Manuela Ferreira Leite até pode ser a tal professora tradicional que já foi acusada de ser. Mas é uma daquelas professoras que sempre se preocupou verdadeiramente com os alunos, a ponto de, por vezes, ter confundido preocupação com rispidez. E é hoje uma professora reformada. Muito mais solta, e disponível para sorrir de vez em quando.

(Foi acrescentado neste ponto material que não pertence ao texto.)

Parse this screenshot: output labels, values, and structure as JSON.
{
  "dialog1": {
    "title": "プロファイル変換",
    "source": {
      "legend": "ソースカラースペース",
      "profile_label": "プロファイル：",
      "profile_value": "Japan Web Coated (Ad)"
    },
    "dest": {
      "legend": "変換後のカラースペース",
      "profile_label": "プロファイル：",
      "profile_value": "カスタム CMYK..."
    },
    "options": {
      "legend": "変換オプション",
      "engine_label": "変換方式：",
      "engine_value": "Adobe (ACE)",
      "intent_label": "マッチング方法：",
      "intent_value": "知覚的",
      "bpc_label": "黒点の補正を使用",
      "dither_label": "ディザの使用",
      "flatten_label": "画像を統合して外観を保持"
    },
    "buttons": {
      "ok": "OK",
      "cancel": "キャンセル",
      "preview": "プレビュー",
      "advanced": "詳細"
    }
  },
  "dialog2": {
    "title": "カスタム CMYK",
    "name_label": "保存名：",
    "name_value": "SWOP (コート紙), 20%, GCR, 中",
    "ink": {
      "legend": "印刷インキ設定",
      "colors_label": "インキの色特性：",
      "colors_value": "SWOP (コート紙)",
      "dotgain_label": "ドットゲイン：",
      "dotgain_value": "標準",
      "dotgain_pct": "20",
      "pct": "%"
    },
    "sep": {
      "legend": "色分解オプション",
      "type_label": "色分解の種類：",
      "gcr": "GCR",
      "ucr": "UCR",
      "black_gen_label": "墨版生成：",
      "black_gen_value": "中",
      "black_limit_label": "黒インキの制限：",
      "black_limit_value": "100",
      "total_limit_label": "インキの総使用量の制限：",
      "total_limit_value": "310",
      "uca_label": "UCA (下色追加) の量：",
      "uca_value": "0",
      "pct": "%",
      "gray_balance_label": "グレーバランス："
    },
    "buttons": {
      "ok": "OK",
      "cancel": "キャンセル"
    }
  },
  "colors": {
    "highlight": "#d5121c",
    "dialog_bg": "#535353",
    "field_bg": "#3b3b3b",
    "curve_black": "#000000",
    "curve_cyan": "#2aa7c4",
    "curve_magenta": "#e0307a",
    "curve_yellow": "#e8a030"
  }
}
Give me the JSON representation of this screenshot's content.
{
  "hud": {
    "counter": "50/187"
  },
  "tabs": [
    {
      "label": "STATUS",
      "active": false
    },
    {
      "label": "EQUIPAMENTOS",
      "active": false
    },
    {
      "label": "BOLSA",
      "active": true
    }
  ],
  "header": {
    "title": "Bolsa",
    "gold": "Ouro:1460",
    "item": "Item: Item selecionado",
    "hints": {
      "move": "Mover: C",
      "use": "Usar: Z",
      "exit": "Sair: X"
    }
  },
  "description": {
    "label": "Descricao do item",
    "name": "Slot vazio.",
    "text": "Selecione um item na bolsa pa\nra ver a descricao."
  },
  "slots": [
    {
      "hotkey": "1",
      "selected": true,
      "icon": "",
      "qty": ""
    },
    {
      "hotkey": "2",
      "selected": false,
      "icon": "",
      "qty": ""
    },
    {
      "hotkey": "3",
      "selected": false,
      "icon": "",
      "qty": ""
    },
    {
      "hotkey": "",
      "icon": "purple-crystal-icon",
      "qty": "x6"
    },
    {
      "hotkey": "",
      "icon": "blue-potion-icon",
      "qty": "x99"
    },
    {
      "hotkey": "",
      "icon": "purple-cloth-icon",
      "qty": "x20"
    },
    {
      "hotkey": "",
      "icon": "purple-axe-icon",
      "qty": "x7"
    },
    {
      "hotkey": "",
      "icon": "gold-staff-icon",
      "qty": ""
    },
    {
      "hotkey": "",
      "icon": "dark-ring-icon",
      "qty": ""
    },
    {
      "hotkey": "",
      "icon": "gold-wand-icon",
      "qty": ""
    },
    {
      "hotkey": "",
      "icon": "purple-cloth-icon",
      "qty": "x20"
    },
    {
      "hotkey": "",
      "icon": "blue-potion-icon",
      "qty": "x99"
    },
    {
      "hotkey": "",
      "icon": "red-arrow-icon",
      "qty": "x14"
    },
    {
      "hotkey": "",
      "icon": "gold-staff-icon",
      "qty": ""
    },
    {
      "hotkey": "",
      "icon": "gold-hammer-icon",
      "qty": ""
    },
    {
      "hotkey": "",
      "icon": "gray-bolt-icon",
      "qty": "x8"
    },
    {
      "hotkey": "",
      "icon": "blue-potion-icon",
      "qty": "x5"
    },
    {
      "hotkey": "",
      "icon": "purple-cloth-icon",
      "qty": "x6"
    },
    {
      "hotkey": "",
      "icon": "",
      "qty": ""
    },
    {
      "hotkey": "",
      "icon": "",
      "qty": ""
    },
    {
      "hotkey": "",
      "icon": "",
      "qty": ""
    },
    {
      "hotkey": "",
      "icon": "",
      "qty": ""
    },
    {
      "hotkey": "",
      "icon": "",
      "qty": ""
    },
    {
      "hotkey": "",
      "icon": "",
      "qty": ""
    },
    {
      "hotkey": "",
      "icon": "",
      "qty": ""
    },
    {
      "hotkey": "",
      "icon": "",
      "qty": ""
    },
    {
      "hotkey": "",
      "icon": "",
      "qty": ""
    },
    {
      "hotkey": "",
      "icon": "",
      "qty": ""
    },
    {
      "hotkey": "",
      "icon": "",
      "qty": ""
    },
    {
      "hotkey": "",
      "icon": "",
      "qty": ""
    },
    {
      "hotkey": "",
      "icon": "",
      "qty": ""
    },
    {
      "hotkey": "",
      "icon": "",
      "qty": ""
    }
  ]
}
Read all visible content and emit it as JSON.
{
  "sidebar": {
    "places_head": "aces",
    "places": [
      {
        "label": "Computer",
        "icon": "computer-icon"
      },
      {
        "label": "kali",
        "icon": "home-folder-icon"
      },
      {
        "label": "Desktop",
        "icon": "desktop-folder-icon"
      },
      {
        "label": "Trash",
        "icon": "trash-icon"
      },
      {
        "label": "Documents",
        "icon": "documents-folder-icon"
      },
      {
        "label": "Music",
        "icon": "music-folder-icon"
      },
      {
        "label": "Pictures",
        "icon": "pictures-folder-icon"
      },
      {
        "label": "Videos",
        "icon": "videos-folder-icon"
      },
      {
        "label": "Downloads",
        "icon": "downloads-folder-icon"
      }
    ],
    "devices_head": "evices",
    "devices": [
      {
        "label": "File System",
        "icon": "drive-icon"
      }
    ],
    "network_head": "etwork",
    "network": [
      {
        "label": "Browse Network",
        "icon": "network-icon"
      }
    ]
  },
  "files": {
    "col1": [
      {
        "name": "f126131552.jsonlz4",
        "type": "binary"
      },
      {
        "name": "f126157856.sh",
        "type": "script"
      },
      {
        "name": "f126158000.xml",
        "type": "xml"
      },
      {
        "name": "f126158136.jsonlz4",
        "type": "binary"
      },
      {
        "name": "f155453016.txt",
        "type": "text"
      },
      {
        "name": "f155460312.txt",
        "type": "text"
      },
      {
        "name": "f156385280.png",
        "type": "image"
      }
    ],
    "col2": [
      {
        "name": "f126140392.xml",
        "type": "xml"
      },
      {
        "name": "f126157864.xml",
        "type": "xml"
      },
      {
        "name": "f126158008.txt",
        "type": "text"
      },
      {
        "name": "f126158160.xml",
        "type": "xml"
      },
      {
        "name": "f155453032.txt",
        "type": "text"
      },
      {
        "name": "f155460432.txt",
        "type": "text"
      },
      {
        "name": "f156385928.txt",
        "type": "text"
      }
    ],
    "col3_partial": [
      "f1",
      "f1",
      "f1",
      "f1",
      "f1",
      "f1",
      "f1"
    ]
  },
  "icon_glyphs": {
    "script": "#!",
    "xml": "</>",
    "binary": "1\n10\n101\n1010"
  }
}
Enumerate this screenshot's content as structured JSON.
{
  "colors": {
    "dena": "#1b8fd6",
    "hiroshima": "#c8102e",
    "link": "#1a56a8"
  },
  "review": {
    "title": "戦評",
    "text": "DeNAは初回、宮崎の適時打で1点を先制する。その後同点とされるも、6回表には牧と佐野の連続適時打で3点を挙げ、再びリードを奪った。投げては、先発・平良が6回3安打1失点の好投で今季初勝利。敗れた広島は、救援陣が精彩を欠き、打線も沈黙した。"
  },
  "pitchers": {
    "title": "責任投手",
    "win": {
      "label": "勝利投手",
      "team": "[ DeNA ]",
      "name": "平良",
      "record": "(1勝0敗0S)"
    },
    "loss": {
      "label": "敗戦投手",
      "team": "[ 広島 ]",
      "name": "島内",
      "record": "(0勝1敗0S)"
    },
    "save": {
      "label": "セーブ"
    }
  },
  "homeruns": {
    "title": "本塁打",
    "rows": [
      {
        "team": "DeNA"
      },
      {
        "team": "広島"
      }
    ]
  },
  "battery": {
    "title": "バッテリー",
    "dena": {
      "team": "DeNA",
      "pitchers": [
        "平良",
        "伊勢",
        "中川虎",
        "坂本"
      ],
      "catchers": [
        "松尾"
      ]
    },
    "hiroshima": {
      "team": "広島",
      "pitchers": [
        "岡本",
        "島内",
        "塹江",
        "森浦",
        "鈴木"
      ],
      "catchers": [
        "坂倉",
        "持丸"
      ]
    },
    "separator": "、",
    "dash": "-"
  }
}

Sócrates não tem capacidade de auto-ironia e isso diz quase tudo sobre ele. Em parte, talvez seja assim por saber que o trajecto que usou para chegar onde está se encontra pejado de opções criticáveis. A assinatura de projectos alheios, o carreirismo político, a licenciatura facilitada, as falhas culturais. Como a melhor defesa é o ataque (um lugar comum não necessariamente verdadeiro mas quase com força de lei neste país), blinda dúvidas e avança certezas. A certeza de que é perfeito («estou muito satisfeito comigo mesmo») e de que o passado não interessa. Aliás, nem o presente lhe interessa muito. O que lhe interessa verdadeiramente são as visões que tem do futuro. A cultura foi substituída por um deslumbramento com as novas tecnologias (Cavaco, também não exactamente conhecido pelo nível cultural, apostara nas infraestruturas). Sócrates é um Rastignac que fez tudo o que era preciso fazer para chegar ao topo mas evita pensar nisso. Está – pensará ele – onde devia estar. Na intimidade, com as defesas em baixo, é capaz de ser um tipo “porreiro”. Mas líderes assim são perigosos.